Here is a short table:
CIDR | netmask | class | example | number of addresses in the range |
---|---|---|---|---|
/24 | 255.255.255.0 | C | 192.168.3.0/24 | 256 |
/16 | 255.255.0.0 | B | 10.11.23.0.0/15 | 65536 |
/8 | 255.0.0.0 | A | 10.0.0.0/8 | 16777216 |
/23 | 255.255.128.0 | 192.168.40.0/23 | 512 | |
/27 | 255.255.255.224 | 192.168.0.64/27 | 32 | |
/0 | 0.0.0.0 | 0.0.0.0/0 | 4294967296. the entire internet | |
/32 | 255.255.255.255 | 10.11.12.13/32 | 1 one host only |
Try to find the netmask/CIDR information in the ifconfig/ip addr output from above.
The highest IP address in each network (with all 1-bits in the digits that belong to the net) is usually reserved as as broadcast address and should not be used for normal stations. E.g. 192.168.0.255 in a 192.168.0.0/24.
ARP
The second part of problem: So when we give an interface the address 192.168.99.17 and define a 192.168.99.0/24 network on that interface, how does the system find the MAC addresses of the other stations?
A part of the TCP/IP protocol is responsible for this. The ARP (Address Resolution Protocol). If you want to send to a station that should be on the local network (because it fits in the network range configured), then you have to send out a broadcast asking all stations to tell you if they have the IP and to answer with their MAC address.
A computer usually caches that information for 2 minutes and then asks again. So if that ever changes it will find out. Also a station can send out an ARP information on its own, a so called gratuitous ARP. This is useful if the information changes. Also remember, the switch needs to have a table where it knows which MAC addresses can be found on which port.

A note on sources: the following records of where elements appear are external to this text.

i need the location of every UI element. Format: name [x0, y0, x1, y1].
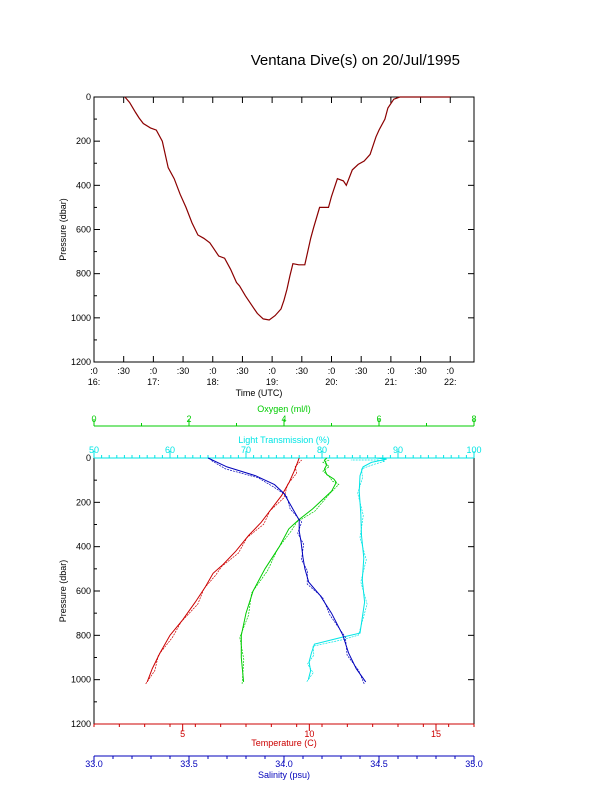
axis-tick-label: 5	[180, 729, 185, 739]
dive-time-plot: 020040060080010001200:016::30:017::30:01…	[58, 92, 475, 398]
axis-tick-label: 0	[91, 414, 96, 424]
y-tick-label: 200	[76, 497, 91, 507]
axis-tick-label: 90	[393, 445, 403, 455]
x-axis-label: Time (UTC)	[236, 388, 283, 398]
axis-tick-label: 60	[165, 445, 175, 455]
x-tick-label: :0	[387, 366, 395, 376]
axis-tick-label: 8	[471, 414, 476, 424]
y-tick-label: 1200	[71, 357, 91, 367]
temperature-profile	[146, 457, 300, 683]
profile-plot: 0 200 400 600 800 1000 1200 Pressure (dbar) 0 2 4 6…	[58, 404, 483, 780]
x-tick-label: 21:	[385, 377, 398, 387]
x-tick-label: :30	[296, 366, 309, 376]
x-tick-label: :0	[268, 366, 276, 376]
plot-frame	[93, 96, 475, 363]
x-tick-label: :30	[177, 366, 190, 376]
y-tick-label: 1000	[71, 675, 91, 685]
axis-title: Temperature (C)	[251, 738, 317, 748]
oxygen-profile	[240, 457, 337, 682]
light-transmission-profile-trace	[306, 459, 386, 682]
x-tick-label: 17:	[147, 377, 160, 387]
axis-tick-label: 33.5	[180, 759, 198, 769]
x-tick-label: :0	[150, 366, 158, 376]
axis-title: Salinity (psu)	[258, 770, 310, 780]
y-axis-label: Pressure (dbar)	[58, 560, 68, 623]
dive-depth-line	[124, 96, 451, 321]
x-tick-label: 19:	[266, 377, 279, 387]
x-tick-label: :0	[328, 366, 336, 376]
axis-tick-label: 100	[466, 445, 481, 455]
x-tick-label: 18:	[206, 377, 219, 387]
axis-title: Light Transmission (%)	[238, 435, 330, 445]
salinity-profile	[207, 457, 367, 683]
x-tick-label: 22:	[444, 377, 457, 387]
x-tick-label: :30	[414, 366, 427, 376]
y-tick-label: 1000	[71, 313, 91, 323]
axis-tick-label: 4	[281, 414, 286, 424]
y-axis-label: Pressure (dbar)	[58, 198, 68, 261]
y-tick-label: 400	[76, 180, 91, 190]
axis-tick-label: 33.0	[85, 759, 103, 769]
axis-tick-label: 34.0	[275, 759, 293, 769]
axis-title: Oxygen (ml/l)	[257, 404, 311, 414]
salinity-profile-trace	[210, 459, 365, 685]
x-tick-label: :30	[236, 366, 249, 376]
y-tick-label: 0	[86, 453, 91, 463]
x-tick-label: :0	[209, 366, 217, 376]
axis-tick-label: 35.0	[465, 759, 483, 769]
axis-tick-label: 10	[304, 729, 314, 739]
x-tick-label: 20:	[325, 377, 338, 387]
axis-tick-label: 15	[431, 729, 441, 739]
y-tick-label: 600	[76, 586, 91, 596]
y-tick-label: 0	[86, 92, 91, 102]
y-tick-label: 600	[76, 225, 91, 235]
temperature-profile-trace	[145, 459, 302, 685]
oxygen-profile-trace	[239, 459, 340, 684]
chart-title: Ventana Dive(s) on 20/Jul/1995	[250, 52, 460, 69]
x-tick-label: :30	[355, 366, 368, 376]
axis-tick-label: 50	[89, 445, 99, 455]
plot-frame	[93, 457, 475, 725]
y-tick-label: 400	[76, 542, 91, 552]
axis-tick-label: 2	[186, 414, 191, 424]
x-tick-label: :30	[117, 366, 130, 376]
x-tick-label: :0	[90, 366, 98, 376]
axis-tick-label: 6	[376, 414, 381, 424]
x-tick-label: 16:	[88, 377, 101, 387]
axis-tick-label: 70	[241, 445, 251, 455]
axis-tick-label: 34.5	[370, 759, 388, 769]
y-tick-label: 200	[76, 136, 91, 146]
x-tick-label: :0	[446, 366, 454, 376]
y-tick-label: 800	[76, 269, 91, 279]
light-transmission-profile	[307, 457, 387, 680]
y-tick-label: 1200	[71, 719, 91, 729]
y-tick-label: 800	[76, 630, 91, 640]
axis-tick-label: 80	[317, 445, 327, 455]
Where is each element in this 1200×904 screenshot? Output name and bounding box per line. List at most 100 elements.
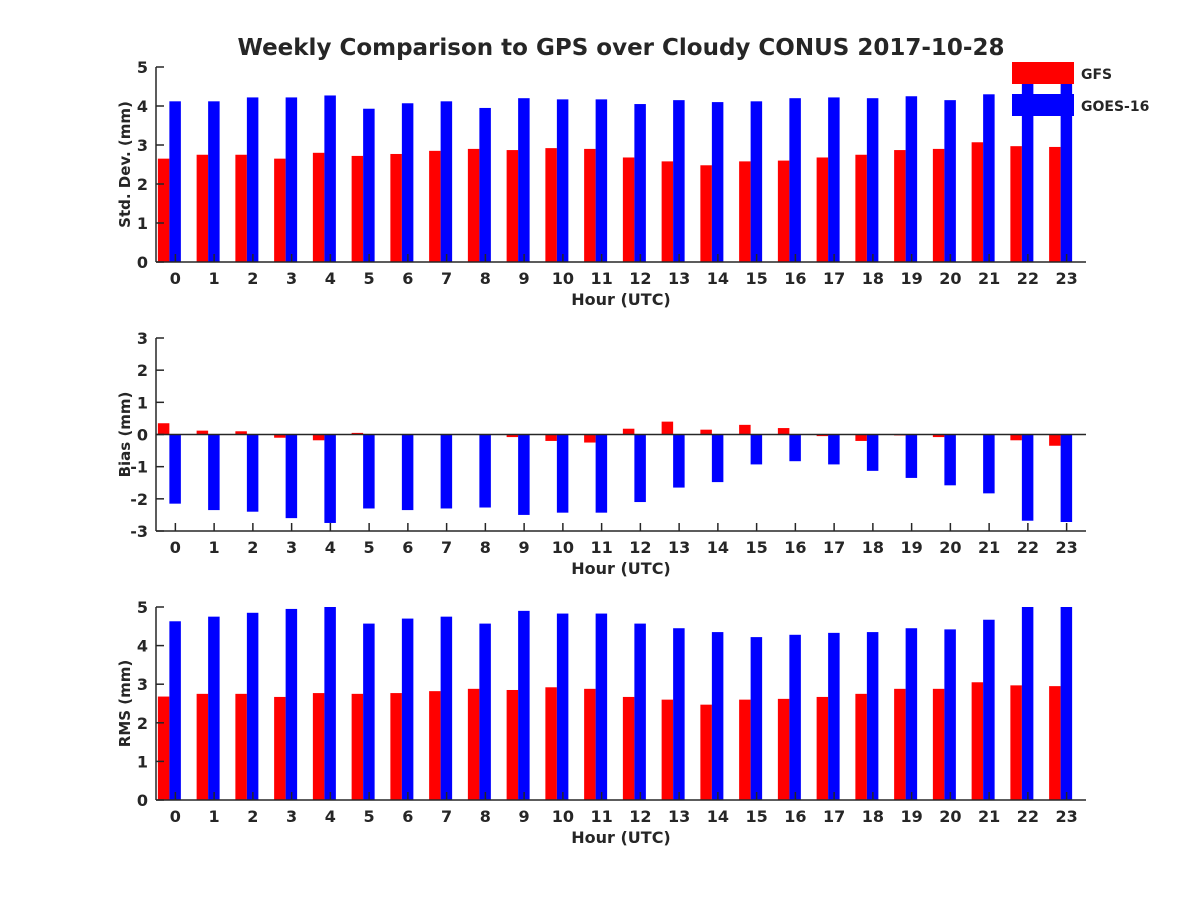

The tool in Linux to find out what is in the arp cache is called arp. Here is an example output:
(some tools like this are only useful for the root users. So run this as root. You can run it as a normal user as well but then you might need to give it the full path name. e.g. /sbin/arp or /usr/sbin/arp
$ arp $ /usr/sbin/arp Address HWtype HWaddress Flags Mask Iface 192.168.5.1 ether 18:d6:c7:f7:f3:2e C wlp3s0 192.168.5.201 ether 80:ee:73:81:a5:9e C wlp3s0
So here we see that the arp cache has 2 entries. One is the router and one is an other station on the network that we have communicated with in the last 2 minutes. You see the IP addres, the corresponding MAC address, and the network interface where this was found.
Loopback Interface
Each Linux (and windows) system has a, so called, lookback interface with the address 127.0.0.1. In fact the entire 127.0.0.0/8 is reserved for loopback. On this interface the computer can talk to itself. This is useful for programs that normally run network services, but in some cases should only be used by programs on your own computer. The name of the 127.0.0.1 should be localhost. In IPv6 the localhost is all zeros except the very last bit is 1: ::1
Private IP Space: RFC 1918
On your private network at home or in your company you often need networks that are not used in the public internet. For this you can use IP addresses from the ranges defined in RFC1918:
10.0.0.0 to 10.255.255.255 | 10.0.0.0/8 | could be divided into 65536 times /24 |
172.16.0.0 to 172.31.255.255 | 172.16.0.0/12 | could be divided into 1024 /24 networks |
192.168.0.0 to 192.168.255.255 | 192.168.0.0/16 | could be divided into 256 networks with /24 |
Exercises
- Find out which interfaces are on your computer. What is your own MAC address on each of the interfaces?
- Find out how many bytes and how many packets have been sent there
- Look at your arp cache. What is the MAC address of other stations? Try to use the ping IP-address to send packets to other stations and see if their MAC address shows up in the arp cache.